Induction of ventricular fibrillation in presence of high defibrillation threshold

Tracing
N° 6
Manufacturer Abbott Device ICD Field Implantation
Patient

A 47-year-old man presenting with ischemic cardiomyopathy, old anterior myocardial infarction, a 35% LVEF and an episode of sustained VT, was placed on a regimen of amiodarone and underwent implantation of an Atlas single chamber ICD and VF induction procedure.

Main device programming (during the induction procedure)

  • Single VF zone for rates >187 bpm 
  • 8 cycles in the VF zone were needed for the diagnosis, 6 cycles for re-detections
  • Sensitivity programmed at 1 mV
  • First shock at 17.5 J, second shock at 34 J 
Graph and trace

1: Spontaneous rhythm (VS);
2: Delivery of DC for 2 sec;
3: 600-ms post-induction blanking period;
4: VVI episode pacing mode after 4 F cycles;
5: Detection of the episode at the beginning of the capacitors charge;
6: Delivery of 17.5-V shock after confirmation at the end of the charge; 1-sec post-shock blanking period;
7: Unsuccessful shock and persistence of ventricular arrhythmia; redetection of VF after 6 F cycles and re-charge of the capacitors;
8: End of charge;
9: Confirmation of the arrhythmia (>6 cycles in the VF zone since the onset of the charge); no shock delivered on the first cycle following the end of the charge;
10: Second, 34-J shock delivered on the second cycle (short cycle in the VF zone);
11: Successful shock and return to sinus rhythm after 5 consecutive cycles classified in the sinus zone.

Comments

Approximately 30% of ICD recipients die suddenly, and some of these as the result of unsuccessful defibrillation. The confirmations of successful defibrillation and of a sufficient safety margin are endpoints of major importance when a ventricular tachyarrhythmia is induced at the end of an ICD implantation procedure. We must, however, keep in mind that a successful defibrillation during that procedure is not a guarantee of a stable DFT during follow-up, particularly when a pharmaceutical regimen is modified. The DFT is the lowest energy that terminates VF. In contrast to the pacing threshold, the DFT is not an absolute value above which defibrillation is predictably successful, and below which invariably unsuccessful. Measurements of the DFT only estimate the likelihood of successful defibrillation. By repeating the test, the likelihood of success of a shock of fixed energy increases. For instance, after the successful delivery of 5 shocks of the same energy, the likelihood reaches 97.5 %, which, however, seems hardly achievable in clinical practice.

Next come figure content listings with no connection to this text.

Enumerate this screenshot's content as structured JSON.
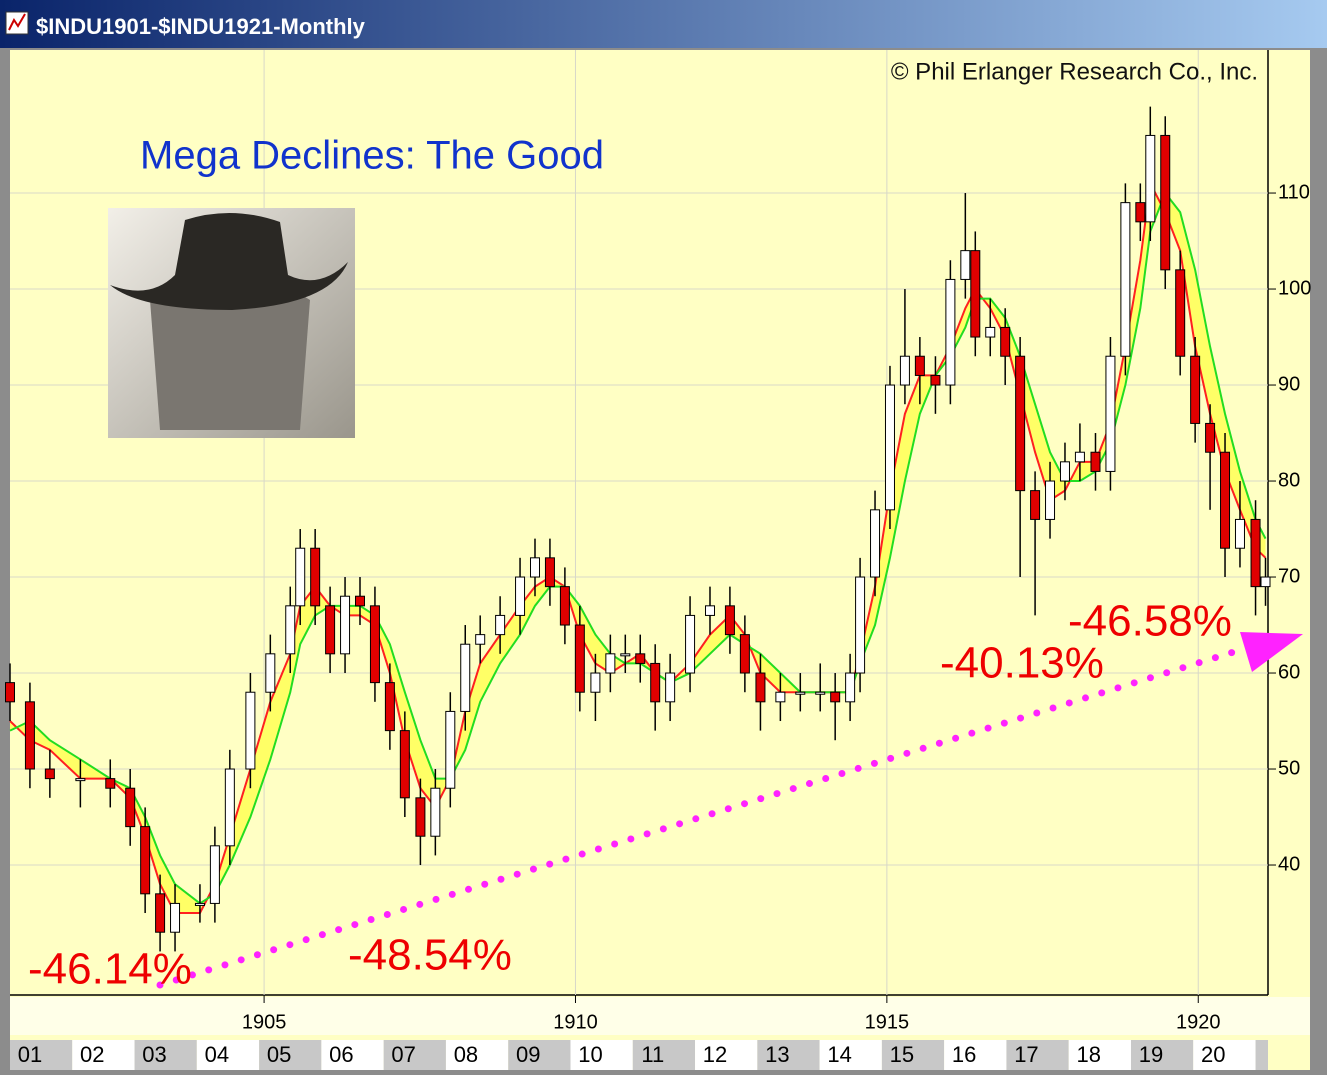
{
  "chart_data": {
    "type": "candlestick",
    "title": "$INDU1901-$INDU1921-Monthly",
    "subtitle": "Mega Declines: The Good",
    "copyright": "© Phil Erlanger Research Co., Inc.",
    "annotations": [
      "-46.14%",
      "-48.54%",
      "-40.13%",
      "-46.58%"
    ],
    "year_cells": [
      "01",
      "02",
      "03",
      "04",
      "05",
      "06",
      "07",
      "08",
      "09",
      "10",
      "11",
      "12",
      "13",
      "14",
      "15",
      "16",
      "17",
      "18",
      "19",
      "20"
    ],
    "x": [
      1900.92,
      1901.24,
      1901.56,
      1902.05,
      1902.53,
      1902.85,
      1903.09,
      1903.33,
      1903.57,
      1903.97,
      1904.21,
      1904.45,
      1904.78,
      1905.1,
      1905.42,
      1905.58,
      1905.82,
      1906.06,
      1906.3,
      1906.54,
      1906.78,
      1907.02,
      1907.26,
      1907.51,
      1907.75,
      1907.99,
      1908.23,
      1908.47,
      1908.79,
      1909.11,
      1909.35,
      1909.59,
      1909.83,
      1910.07,
      1910.32,
      1910.56,
      1910.8,
      1911.04,
      1911.28,
      1911.52,
      1911.84,
      1912.16,
      1912.48,
      1912.72,
      1912.97,
      1913.29,
      1913.61,
      1913.93,
      1914.17,
      1914.41,
      1914.57,
      1914.81,
      1915.05,
      1915.29,
      1915.53,
      1915.78,
      1916.02,
      1916.26,
      1916.42,
      1916.66,
      1916.9,
      1917.14,
      1917.38,
      1917.62,
      1917.86,
      1918.1,
      1918.35,
      1918.59,
      1918.83,
      1919.07,
      1919.23,
      1919.47,
      1919.71,
      1919.95,
      1920.19,
      1920.43,
      1920.67,
      1920.92,
      1921.08
    ],
    "open": [
      59,
      57,
      50,
      49,
      49,
      48,
      44,
      37,
      33,
      36,
      36,
      42,
      50,
      58,
      62,
      67,
      73,
      67,
      62,
      68,
      67,
      59,
      54,
      47,
      43,
      48,
      56,
      63,
      64,
      66,
      70,
      72,
      69,
      65,
      58,
      60,
      62,
      62,
      61,
      57,
      60,
      66,
      67,
      64,
      60,
      57,
      58,
      58,
      58,
      57,
      60,
      70,
      77,
      90,
      93,
      91,
      90,
      101,
      104,
      95,
      96,
      93,
      79,
      76,
      80,
      82,
      83,
      81,
      93,
      109,
      107,
      116,
      102,
      93,
      86,
      83,
      73,
      76,
      69
    ],
    "high": [
      61,
      59,
      52,
      51,
      51,
      50,
      46,
      39,
      38,
      38,
      44,
      52,
      60,
      64,
      69,
      75,
      75,
      69,
      70,
      70,
      69,
      61,
      56,
      49,
      50,
      58,
      65,
      66,
      68,
      72,
      74,
      74,
      71,
      67,
      62,
      64,
      64,
      64,
      63,
      62,
      68,
      69,
      69,
      66,
      62,
      60,
      60,
      61,
      60,
      62,
      72,
      79,
      92,
      100,
      95,
      93,
      103,
      110,
      106,
      99,
      98,
      95,
      81,
      82,
      84,
      86,
      85,
      95,
      111,
      111,
      119,
      118,
      104,
      95,
      88,
      85,
      80,
      78,
      72
    ],
    "low": [
      55,
      48,
      47,
      46,
      46,
      42,
      35,
      31,
      31,
      34,
      34,
      40,
      48,
      56,
      60,
      65,
      65,
      60,
      60,
      65,
      57,
      52,
      45,
      40,
      41,
      46,
      54,
      61,
      62,
      64,
      68,
      67,
      63,
      56,
      55,
      58,
      60,
      59,
      54,
      55,
      58,
      64,
      62,
      58,
      54,
      55,
      56,
      56,
      53,
      55,
      58,
      68,
      75,
      88,
      88,
      87,
      88,
      99,
      93,
      93,
      90,
      70,
      66,
      74,
      78,
      80,
      79,
      79,
      91,
      105,
      105,
      100,
      91,
      84,
      77,
      70,
      71,
      66,
      67
    ],
    "close": [
      57,
      50,
      49,
      49,
      48,
      44,
      37,
      33,
      36,
      36,
      42,
      50,
      58,
      62,
      67,
      73,
      67,
      62,
      68,
      67,
      59,
      54,
      47,
      43,
      48,
      56,
      63,
      64,
      66,
      70,
      72,
      69,
      65,
      58,
      60,
      62,
      62,
      61,
      57,
      60,
      66,
      67,
      64,
      60,
      57,
      58,
      58,
      58,
      57,
      60,
      70,
      77,
      90,
      93,
      91,
      90,
      101,
      104,
      95,
      96,
      93,
      79,
      76,
      80,
      82,
      83,
      81,
      93,
      109,
      107,
      116,
      102,
      93,
      86,
      83,
      73,
      76,
      69,
      70
    ],
    "up_color": "#ffffff",
    "down_color": "#e00000",
    "band_color": "#ffff66",
    "series": [
      {
        "color": "#ff2020",
        "values": [
          55,
          53,
          52,
          49,
          49,
          47,
          43,
          38,
          35,
          35,
          38,
          43,
          50,
          57,
          62,
          67,
          69,
          67,
          66,
          66,
          65,
          60,
          53,
          48,
          46,
          49,
          56,
          61,
          64,
          67,
          69,
          70,
          69,
          64,
          61,
          60,
          61,
          62,
          60,
          59,
          61,
          64,
          66,
          64,
          60,
          58,
          58,
          58,
          58,
          58,
          62,
          69,
          79,
          87,
          91,
          91,
          94,
          98,
          100,
          98,
          95,
          89,
          83,
          78,
          79,
          82,
          82,
          86,
          94,
          103,
          111,
          108,
          104,
          94,
          87,
          81,
          77,
          73,
          72
        ]
      },
      {
        "color": "#22dd22",
        "values": [
          54,
          55,
          53,
          51,
          49,
          48,
          45,
          41,
          38,
          36,
          37,
          40,
          45,
          51,
          58,
          63,
          66,
          67,
          67,
          67,
          66,
          63,
          58,
          53,
          49,
          49,
          52,
          57,
          61,
          64,
          67,
          69,
          69,
          67,
          64,
          62,
          61,
          61,
          60,
          59,
          60,
          62,
          64,
          63,
          62,
          60,
          58,
          58,
          58,
          58,
          61,
          65,
          72,
          80,
          87,
          91,
          93,
          96,
          99,
          99,
          97,
          93,
          88,
          83,
          80,
          80,
          81,
          84,
          90,
          98,
          106,
          110,
          108,
          102,
          94,
          87,
          81,
          76,
          74
        ]
      }
    ],
    "xlim": [
      1900.92,
      1921.12
    ],
    "xticks": [
      1905,
      1910,
      1915,
      1920
    ],
    "ylim": [
      26.46,
      124.9
    ],
    "yticks": [
      40,
      50,
      60,
      70,
      80,
      90,
      100,
      110
    ],
    "grid": true
  }
}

Various options were available for this patient. One could, for example, have changed the waveform and polarity of the shock. In Abbott ICDs, the duration of each of the 2 phases of a biphasic shock can be programmed separately. Optimizing these durations as a function of the shock impedance might lower the DFT, particularly when it is high. In the nominal configuration, the RV coil is the anode, which can be reversed without guarantee of greater efficacy. This patient’s single coil defibrillation lead was initially placed on the RV floor, with the distal coil straddling the tricuspid valve. This suboptimal lead position might explain, at least partially, the high DFT, as the electrical field of the shock did not completely encompass the myocardial mass. With the repositioning of the lead in the high septum, sensing was satisfactory, and the successful defibrillation of 2 consecutive episodes of induced VF with 25 J shocks offered a sufficient safety margin. It is also noteworthy that the patient was placed on regimen of amiodarone, which raises the DFT. Its withdrawal might lower the threshold, though probably expose the patient to a higher risk of ventricular tachyarrhythmias.